Benchmark: migrate OpenLDAP to vegardit (2.6), hash with {SSHA}

Switch the OpenLDAP side from osixia/openldap (OpenLDAP 2.4.57, unmaintained) to
vegardit/docker-openldap (OpenLDAP 2.6.10).

- Adapt the setup to vegardit's interface: `LDAP_INIT_ORG_DN`,
  `LDAP_INIT_ROOT_USER_DN` (override to `cn=admin,<base>`), `LDAP_INIT_ROOT_USER_PW`,
  disable TLS/LDAPS, and neutralize the image's built-in ppolicy friction
  (lockout, pqChecker, min length) for the benchmark.

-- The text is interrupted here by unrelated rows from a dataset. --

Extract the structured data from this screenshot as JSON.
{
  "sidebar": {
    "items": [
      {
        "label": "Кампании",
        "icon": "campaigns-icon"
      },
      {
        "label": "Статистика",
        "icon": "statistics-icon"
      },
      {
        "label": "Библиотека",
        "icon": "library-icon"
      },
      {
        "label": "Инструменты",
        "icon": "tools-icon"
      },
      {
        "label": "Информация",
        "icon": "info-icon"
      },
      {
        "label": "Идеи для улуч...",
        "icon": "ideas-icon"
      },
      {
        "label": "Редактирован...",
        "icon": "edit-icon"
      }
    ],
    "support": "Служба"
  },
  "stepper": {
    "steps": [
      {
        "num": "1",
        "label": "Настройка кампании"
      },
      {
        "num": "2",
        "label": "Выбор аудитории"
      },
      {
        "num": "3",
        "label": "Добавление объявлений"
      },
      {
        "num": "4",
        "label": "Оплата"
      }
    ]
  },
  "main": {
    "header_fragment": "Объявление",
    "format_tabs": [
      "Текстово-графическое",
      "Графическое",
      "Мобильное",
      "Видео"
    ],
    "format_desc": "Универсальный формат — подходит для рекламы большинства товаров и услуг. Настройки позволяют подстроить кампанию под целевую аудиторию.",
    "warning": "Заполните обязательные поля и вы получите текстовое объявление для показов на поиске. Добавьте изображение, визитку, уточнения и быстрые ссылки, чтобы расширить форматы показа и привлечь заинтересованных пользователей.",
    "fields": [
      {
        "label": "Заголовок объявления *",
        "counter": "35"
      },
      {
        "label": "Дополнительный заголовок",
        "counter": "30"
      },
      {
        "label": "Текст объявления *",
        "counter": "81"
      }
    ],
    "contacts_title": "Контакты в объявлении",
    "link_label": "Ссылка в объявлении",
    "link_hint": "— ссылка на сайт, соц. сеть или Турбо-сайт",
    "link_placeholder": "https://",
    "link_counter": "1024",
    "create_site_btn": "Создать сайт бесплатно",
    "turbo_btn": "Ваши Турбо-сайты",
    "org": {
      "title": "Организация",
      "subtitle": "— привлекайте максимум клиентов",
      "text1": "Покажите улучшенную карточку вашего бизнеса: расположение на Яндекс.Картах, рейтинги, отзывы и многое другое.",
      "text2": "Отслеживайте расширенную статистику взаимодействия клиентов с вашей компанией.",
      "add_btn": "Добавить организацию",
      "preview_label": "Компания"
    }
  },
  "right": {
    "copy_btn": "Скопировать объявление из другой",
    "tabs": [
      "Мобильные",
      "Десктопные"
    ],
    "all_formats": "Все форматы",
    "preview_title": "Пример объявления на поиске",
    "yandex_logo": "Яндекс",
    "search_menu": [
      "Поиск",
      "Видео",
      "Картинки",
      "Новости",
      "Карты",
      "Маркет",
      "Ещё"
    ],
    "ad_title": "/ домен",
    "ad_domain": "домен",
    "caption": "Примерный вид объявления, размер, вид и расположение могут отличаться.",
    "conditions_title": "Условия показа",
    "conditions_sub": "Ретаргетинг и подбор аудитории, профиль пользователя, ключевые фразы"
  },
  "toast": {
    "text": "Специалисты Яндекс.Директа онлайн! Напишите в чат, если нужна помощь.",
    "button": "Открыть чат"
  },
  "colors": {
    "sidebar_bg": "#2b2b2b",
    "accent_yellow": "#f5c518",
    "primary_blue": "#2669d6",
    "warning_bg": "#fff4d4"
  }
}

- vegardit ships no SHA-2 module, so use `{SSHA}` (Salted SHA-1) instead of
  `{SSHA256}`: it is OpenLDAP core and a built-in OpenDJ scheme, so both servers
  still hash identically. Set `olcPasswordHash {SSHA}` and enable hash-cleartext on
  vegardit's already-loaded ppolicy overlay (no module load or restart needed);
  set OpenDJ's default storage scheme to Salted SHA-1. cn=config edits go via
  EXTERNAL over ldapi as root.
- `mail` is still equality-indexed by default on vegardit (`uid,mail`), so the
  indexed SEARCH-on-mail comparison remains fair.